Welcome to mythical Mississinewa County, fertile fields for a poet’s imagination.

Sixteen narratives span a history of work, atrocity and folly, from the persecution of the Shakers (“Exhumation”) to a possible government cover-up (“Lost Bridge”).

            One story, “Mussel Shell with Three Blanks Sawed Out,” is a testimony about  Dude Holcomb, a river rat who makes a pretty income harvesting mussel shells and freshwater pearls to sell to button factories. When two men show up to rob Dude of a prized half-inch thick pearl, he outwits them, even though it costs him a beating.

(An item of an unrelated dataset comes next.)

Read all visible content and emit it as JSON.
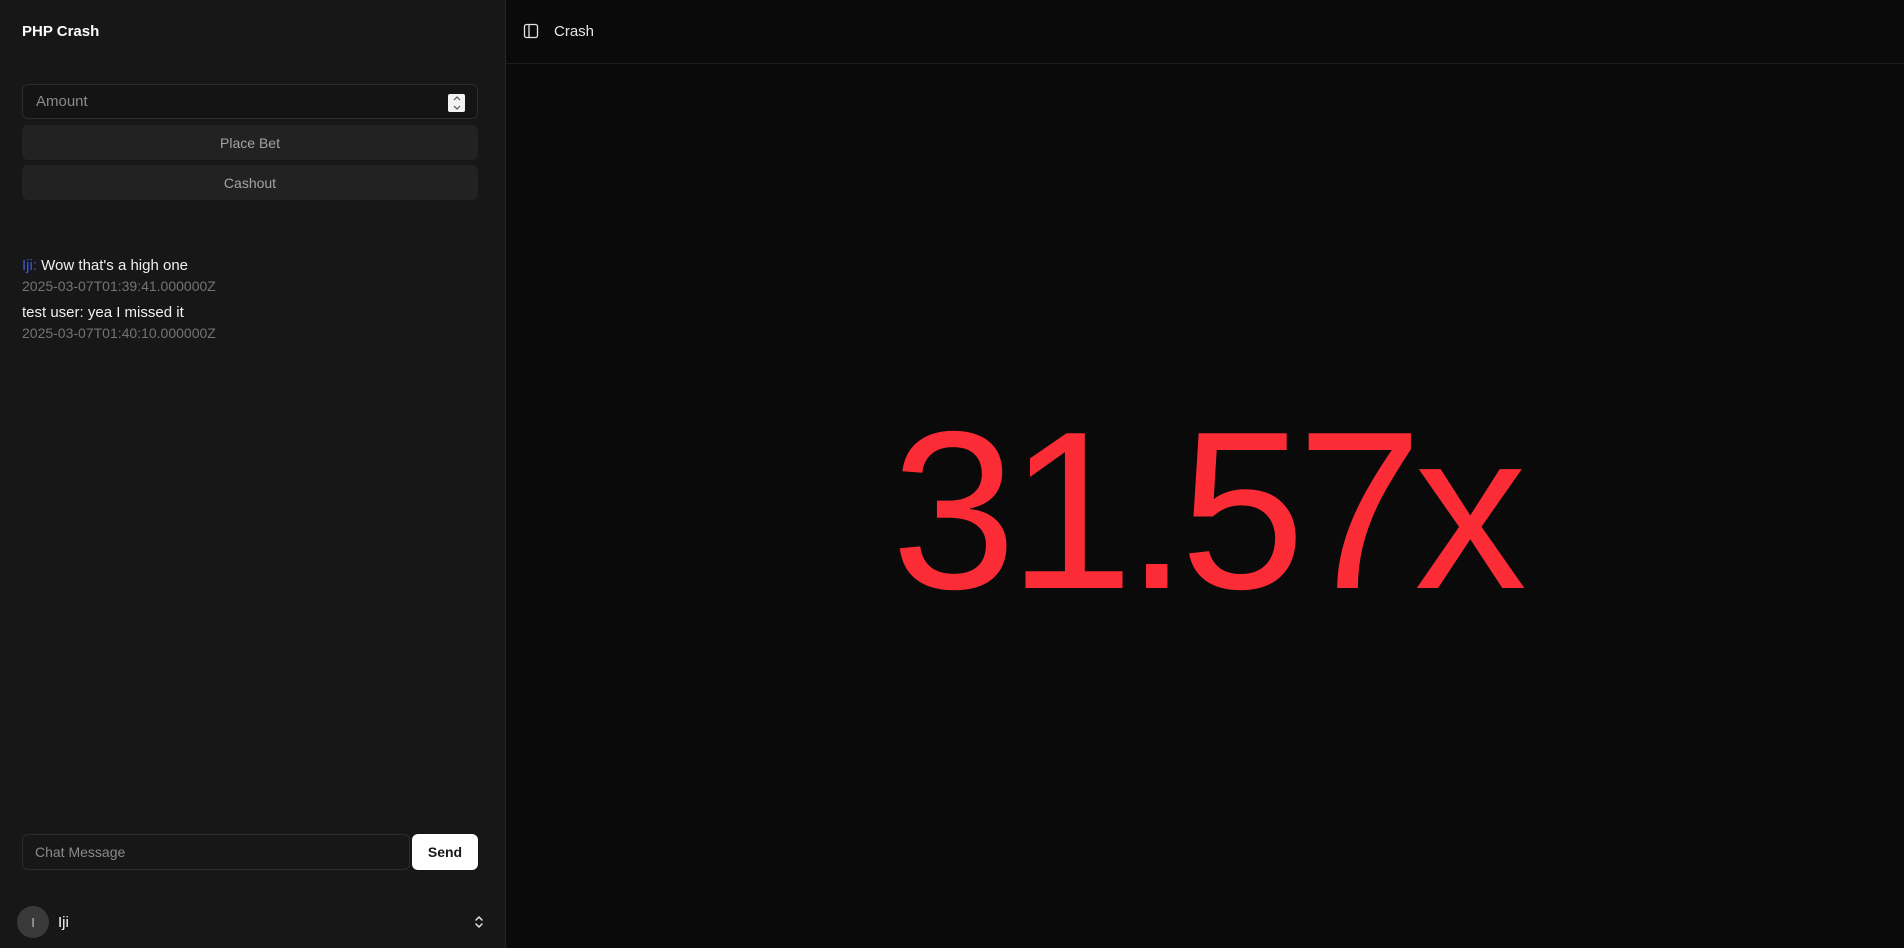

But Dude’s victory is short-lived:
           

                                    … when they learned how to make

buttons out of plastic, and everything changed

practically overnight.

                                                All the ways a man could make

a living gathering mussel shells, all of that went

straight down the drain. All the factories shut down,

and all the folks like Dude stopped forking mussels

out of the river. …

 

The poem, as most of the poems in this collection do, renders a nostalgic version of events, dignifying the parlance of the local storyteller. Do read these poems aloud to experience maximum effect.

“Covered Bridge” describes a battle of wits during the War Between the States. A young townsman, eager for the task of torching a bridge rather than permitting rebel soldiers to advance, finds himself gambling with a Confederate commander over the bridge’s fate. Presented as an oral legend passed down to a descendent, this account  gets  to the root of the matter, this distrust of the sanctioned record. The poet delves behind “reality” to expose the truth.

The narrators of these tales often are the accounts of older, perhaps wiser, witnesses who are compelled to preserve their historical knowledge for younger generations. That is the purpose of griots – and that is the purpose of Carter, who reveals  this concept in “Visit” (about a tourist in Emily Dickinson’s New England home):

            A poet’s life is simply told: the task

            of waiting, and of writing down; and listening,

            while the visitors come and go.